REPLICATION MATERIALS

Paper: The Impact of Welfare on Intergroup Relations: Caste-Based Social Insurance and Social Integration in India
Author: Akshay Govind Dixit



TABLE OF CONTENTS

1. Scope of Replication
2. Software Dependencies
3. Stata Add-ons
4. Secondary Data Sources
5. Survey Data & Questionnaires
6. Folder Organization
7. Do Files
8. Output Files
9. Computations Reported in the Text



1. SCOPE OF REPLICATION

This README provides instructions for reproducing the results in the paper.

The replication package includes the original survey data, which allow reproduction of all tables, figures, and computations based on these data.

It does not include the secondary data sources used in the analysis.
Instructions on how to obtain these datasets are provided below. 
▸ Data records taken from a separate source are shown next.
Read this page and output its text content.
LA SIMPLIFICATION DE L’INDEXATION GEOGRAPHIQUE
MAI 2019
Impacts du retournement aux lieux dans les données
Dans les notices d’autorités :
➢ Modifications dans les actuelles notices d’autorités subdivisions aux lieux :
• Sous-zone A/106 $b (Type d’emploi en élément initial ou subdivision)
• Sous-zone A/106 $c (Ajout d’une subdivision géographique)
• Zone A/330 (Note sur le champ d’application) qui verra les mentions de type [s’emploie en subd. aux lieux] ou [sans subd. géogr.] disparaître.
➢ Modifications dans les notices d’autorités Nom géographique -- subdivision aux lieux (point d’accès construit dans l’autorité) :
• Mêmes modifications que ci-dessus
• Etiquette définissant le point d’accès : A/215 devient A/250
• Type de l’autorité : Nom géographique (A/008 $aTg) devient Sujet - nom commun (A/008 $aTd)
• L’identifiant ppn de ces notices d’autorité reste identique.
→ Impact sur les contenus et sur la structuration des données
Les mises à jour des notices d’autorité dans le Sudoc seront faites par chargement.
The replication package includes Stata code that generates all results reported in the main text and supplementary materials.
 
Of these, five .do files run directly on the included survey data.

The remaining scripts rely on secondary datasets and are therefore commented out in the master .do file.
To reproduce the full set of results, users would need to obtain the relevant secondary datasets. 
Once these datasets are placed in the designated folders, the commented-out scripts in the master .do file can be activated to regenerate the associated results. 

All tables, figures, and computations are reproducible from code and data, except the maps (Figures 4, 5, and S7).
These maps were made using ArcGIS Online.
Figures 5 and S7 rely on village-level coordinates from the 2001 Census of India. 
The coordinates were obtained from ML Infomaps Pvt. Ltd. and accessed via the Harvard University Library. 
This dataset is not publicly available. 
Interested users should contact ML Infomaps Pvt. Ltd. for licensing information.
 


2. SOFTWARE DEPENDENCIES: STATA, EXCEL & TEX

Stata is required to reproduce the analyses in the paper. 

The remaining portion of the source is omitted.